Which made him wonder if it had been administered.
But if so, why, how, and by whom?
What reason could anyone have of inflicting such devastating damage upon a normal, healthy, and very intelligent young woman? What purpose could it have served? Could she have been a test subject, an experiment? And if that was so, why abandon her afterwards to be found and possibly rehabilitated? Wouldn't the perpetrators of such a heinous act want to cover their tracks?
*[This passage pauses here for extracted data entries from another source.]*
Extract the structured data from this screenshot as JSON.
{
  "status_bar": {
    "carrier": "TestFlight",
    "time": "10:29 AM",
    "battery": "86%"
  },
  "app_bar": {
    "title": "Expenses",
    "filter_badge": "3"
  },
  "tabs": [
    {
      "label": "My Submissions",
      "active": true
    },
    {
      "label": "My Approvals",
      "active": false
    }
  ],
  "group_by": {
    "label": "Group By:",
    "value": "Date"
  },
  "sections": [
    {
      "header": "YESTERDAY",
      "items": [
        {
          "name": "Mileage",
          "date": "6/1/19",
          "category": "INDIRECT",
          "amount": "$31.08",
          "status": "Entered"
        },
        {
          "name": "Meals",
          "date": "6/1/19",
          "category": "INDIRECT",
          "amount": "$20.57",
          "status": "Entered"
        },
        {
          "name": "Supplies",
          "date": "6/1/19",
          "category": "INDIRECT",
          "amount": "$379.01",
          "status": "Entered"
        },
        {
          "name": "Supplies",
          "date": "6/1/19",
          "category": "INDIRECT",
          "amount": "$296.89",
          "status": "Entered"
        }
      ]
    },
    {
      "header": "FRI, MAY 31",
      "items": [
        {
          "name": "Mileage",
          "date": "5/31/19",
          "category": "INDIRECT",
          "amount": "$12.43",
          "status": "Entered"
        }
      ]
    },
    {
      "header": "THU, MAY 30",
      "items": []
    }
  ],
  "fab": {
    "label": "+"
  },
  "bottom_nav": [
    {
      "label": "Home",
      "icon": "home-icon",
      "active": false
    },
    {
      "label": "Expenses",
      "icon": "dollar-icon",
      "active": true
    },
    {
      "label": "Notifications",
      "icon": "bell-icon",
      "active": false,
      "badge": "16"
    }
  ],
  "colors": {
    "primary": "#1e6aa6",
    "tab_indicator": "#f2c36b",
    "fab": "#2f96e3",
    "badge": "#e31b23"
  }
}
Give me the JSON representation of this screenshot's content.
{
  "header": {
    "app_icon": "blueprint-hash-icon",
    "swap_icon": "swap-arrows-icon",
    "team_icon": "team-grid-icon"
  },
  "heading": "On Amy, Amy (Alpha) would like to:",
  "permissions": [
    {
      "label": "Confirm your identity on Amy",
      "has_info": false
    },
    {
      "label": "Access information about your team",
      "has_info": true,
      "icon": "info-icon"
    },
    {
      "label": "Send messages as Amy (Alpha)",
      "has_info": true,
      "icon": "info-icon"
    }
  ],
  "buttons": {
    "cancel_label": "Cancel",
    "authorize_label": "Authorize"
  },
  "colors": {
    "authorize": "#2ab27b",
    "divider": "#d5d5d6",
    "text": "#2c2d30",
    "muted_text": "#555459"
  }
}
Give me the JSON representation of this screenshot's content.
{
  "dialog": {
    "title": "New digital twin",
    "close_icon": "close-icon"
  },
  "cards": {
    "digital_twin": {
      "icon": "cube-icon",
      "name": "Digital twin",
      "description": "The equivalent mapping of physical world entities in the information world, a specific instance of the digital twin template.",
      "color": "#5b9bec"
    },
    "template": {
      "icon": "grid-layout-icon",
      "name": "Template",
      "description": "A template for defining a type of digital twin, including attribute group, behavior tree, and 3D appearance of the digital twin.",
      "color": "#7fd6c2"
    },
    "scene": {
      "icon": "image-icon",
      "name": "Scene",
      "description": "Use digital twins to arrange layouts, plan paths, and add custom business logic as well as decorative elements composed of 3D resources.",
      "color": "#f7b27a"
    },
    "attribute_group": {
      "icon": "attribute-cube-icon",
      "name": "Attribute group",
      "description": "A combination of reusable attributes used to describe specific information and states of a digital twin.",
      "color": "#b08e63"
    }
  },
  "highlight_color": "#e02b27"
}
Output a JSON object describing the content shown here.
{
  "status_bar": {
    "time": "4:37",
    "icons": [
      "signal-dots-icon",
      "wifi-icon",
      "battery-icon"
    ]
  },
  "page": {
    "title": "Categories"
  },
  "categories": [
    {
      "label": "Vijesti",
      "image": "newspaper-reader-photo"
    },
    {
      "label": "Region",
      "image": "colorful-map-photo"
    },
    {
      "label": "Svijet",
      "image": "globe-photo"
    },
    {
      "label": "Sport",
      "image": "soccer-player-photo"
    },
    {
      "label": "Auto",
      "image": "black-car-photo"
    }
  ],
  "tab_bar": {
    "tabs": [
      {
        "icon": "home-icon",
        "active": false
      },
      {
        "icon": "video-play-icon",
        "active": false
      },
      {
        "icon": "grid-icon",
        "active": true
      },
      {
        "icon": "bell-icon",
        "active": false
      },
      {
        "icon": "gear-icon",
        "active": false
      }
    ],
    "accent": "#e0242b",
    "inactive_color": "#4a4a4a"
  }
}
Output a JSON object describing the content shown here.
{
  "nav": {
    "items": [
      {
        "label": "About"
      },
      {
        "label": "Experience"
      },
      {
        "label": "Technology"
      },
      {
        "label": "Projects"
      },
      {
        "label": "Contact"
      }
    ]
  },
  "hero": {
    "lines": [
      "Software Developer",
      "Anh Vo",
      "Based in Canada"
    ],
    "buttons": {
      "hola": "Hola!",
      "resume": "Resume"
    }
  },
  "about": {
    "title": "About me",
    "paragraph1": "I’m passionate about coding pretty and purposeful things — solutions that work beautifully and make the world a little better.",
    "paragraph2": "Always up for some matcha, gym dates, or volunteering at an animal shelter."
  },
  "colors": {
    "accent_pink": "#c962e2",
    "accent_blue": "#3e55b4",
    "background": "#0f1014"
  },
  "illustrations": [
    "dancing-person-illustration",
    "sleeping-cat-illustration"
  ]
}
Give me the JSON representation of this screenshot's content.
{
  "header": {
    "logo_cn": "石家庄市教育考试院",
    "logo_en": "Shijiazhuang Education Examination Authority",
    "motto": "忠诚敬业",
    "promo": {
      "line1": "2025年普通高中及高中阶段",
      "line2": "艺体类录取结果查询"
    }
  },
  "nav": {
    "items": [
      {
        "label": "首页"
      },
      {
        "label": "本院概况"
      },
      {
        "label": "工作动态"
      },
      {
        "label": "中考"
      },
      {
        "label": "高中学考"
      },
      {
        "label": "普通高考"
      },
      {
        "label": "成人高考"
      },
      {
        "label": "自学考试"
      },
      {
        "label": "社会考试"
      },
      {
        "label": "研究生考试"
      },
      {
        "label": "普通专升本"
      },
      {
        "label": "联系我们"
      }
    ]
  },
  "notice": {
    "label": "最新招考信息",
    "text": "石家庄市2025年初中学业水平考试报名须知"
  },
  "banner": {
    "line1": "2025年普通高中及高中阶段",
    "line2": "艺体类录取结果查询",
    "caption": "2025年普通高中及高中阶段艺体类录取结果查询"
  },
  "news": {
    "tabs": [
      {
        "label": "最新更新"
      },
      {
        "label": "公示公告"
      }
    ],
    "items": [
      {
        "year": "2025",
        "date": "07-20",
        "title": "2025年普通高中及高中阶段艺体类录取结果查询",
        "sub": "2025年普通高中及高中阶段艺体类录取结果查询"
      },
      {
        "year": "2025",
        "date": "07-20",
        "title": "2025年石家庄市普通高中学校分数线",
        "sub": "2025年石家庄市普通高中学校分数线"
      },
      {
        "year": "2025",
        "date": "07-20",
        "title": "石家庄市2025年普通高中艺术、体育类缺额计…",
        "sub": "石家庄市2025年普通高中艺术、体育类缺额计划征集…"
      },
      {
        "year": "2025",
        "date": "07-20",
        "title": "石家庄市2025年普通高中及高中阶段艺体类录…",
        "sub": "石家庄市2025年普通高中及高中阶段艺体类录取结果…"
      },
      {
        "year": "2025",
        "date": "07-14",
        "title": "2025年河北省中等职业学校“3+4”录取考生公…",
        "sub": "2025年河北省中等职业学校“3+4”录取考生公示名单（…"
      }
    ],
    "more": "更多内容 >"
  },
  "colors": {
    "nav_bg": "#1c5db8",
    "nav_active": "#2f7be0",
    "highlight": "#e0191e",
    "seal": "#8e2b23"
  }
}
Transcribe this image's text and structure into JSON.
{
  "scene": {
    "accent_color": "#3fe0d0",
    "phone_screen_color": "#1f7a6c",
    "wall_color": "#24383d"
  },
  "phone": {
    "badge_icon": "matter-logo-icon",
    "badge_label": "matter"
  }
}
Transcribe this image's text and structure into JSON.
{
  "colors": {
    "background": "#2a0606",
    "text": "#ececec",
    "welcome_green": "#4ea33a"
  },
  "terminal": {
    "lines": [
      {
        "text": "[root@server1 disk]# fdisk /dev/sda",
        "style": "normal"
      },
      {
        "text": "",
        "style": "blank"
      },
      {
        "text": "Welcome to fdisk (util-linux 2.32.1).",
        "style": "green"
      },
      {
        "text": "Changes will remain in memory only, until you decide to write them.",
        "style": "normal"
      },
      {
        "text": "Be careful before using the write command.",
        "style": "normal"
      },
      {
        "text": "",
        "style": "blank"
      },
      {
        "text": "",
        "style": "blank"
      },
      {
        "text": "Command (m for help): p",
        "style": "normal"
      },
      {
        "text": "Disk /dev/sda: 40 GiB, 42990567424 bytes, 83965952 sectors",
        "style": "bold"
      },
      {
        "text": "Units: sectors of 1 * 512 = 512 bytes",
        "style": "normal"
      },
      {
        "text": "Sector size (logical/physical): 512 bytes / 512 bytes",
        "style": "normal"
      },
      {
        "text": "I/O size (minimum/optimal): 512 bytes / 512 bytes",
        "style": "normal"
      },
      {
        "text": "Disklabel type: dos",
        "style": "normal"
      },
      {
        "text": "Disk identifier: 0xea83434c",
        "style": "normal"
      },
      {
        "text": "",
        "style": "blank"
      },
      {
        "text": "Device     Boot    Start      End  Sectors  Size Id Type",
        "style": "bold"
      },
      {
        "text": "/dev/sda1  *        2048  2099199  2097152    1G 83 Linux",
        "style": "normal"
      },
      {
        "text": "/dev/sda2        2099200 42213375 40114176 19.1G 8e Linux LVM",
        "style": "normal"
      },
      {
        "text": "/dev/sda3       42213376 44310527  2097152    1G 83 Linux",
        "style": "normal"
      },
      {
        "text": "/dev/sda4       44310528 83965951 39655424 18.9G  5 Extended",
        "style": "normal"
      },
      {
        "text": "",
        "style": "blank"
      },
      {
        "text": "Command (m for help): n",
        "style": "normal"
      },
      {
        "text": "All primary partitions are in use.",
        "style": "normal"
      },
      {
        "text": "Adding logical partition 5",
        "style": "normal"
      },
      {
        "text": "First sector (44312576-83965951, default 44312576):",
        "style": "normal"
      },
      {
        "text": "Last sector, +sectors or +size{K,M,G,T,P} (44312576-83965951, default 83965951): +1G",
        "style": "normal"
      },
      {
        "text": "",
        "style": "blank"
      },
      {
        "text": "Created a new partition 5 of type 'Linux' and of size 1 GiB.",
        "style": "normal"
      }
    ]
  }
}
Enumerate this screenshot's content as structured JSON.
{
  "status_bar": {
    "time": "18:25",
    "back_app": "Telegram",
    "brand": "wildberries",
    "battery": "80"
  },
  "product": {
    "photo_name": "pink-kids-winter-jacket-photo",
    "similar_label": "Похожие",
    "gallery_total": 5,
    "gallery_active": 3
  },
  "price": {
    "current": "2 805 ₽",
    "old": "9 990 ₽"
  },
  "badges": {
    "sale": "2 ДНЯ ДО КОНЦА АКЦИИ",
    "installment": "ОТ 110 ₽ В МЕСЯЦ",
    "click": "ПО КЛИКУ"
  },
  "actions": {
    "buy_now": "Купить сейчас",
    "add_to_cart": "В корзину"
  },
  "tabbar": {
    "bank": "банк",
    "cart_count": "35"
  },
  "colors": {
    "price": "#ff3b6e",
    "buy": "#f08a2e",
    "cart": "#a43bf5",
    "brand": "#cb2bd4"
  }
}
The big question was whether the same forces that had stolen his memories were also responsible for the loss of hers. Like his, her situation was uncanny. Yet, why didn't she have fake memories? Unless she had somehow escaped or been broken out before she could be either reprogrammed or killed... Or perhaps the perpetrators were very certain that she would never recover and that was why she had been left for dead, or for life in an institution.
Had Miss Smith fooled them all? Was her partial recovery completely unplanned? Was she expected to be forever vegetative? Or had she been expected to be euthanised...
Snape suddenly wondered if there would be repercussions for the girl from just getting out of the nursing home alive, let alone possibly regaining her memories. Was somebody watching her as well? Would they know what he was doing trying to find her identity? Ice cold shivers cascaded across his skin. There might be more danger here than he had originally thought.
Which made it ironically beneficial that he had greed to start Miss Smith's silly Science Club. They had a cover. In order to research the girl's possible origins (with the hope of finding her some family, and him some answers) they were going to be spending considerable time together- time that could arouse suspicion.
But now all that together time would simply look like scholarly preparation for club activities... that they would make VERY sure were sophisticated enough to have warranted the time spent. It was perfect. No red herrings, no serious suspicion, and perhaps a little more science drummed (or conned) into student heads. What more could he possibly want?
Hmm. Perhaps he really had once been a spy.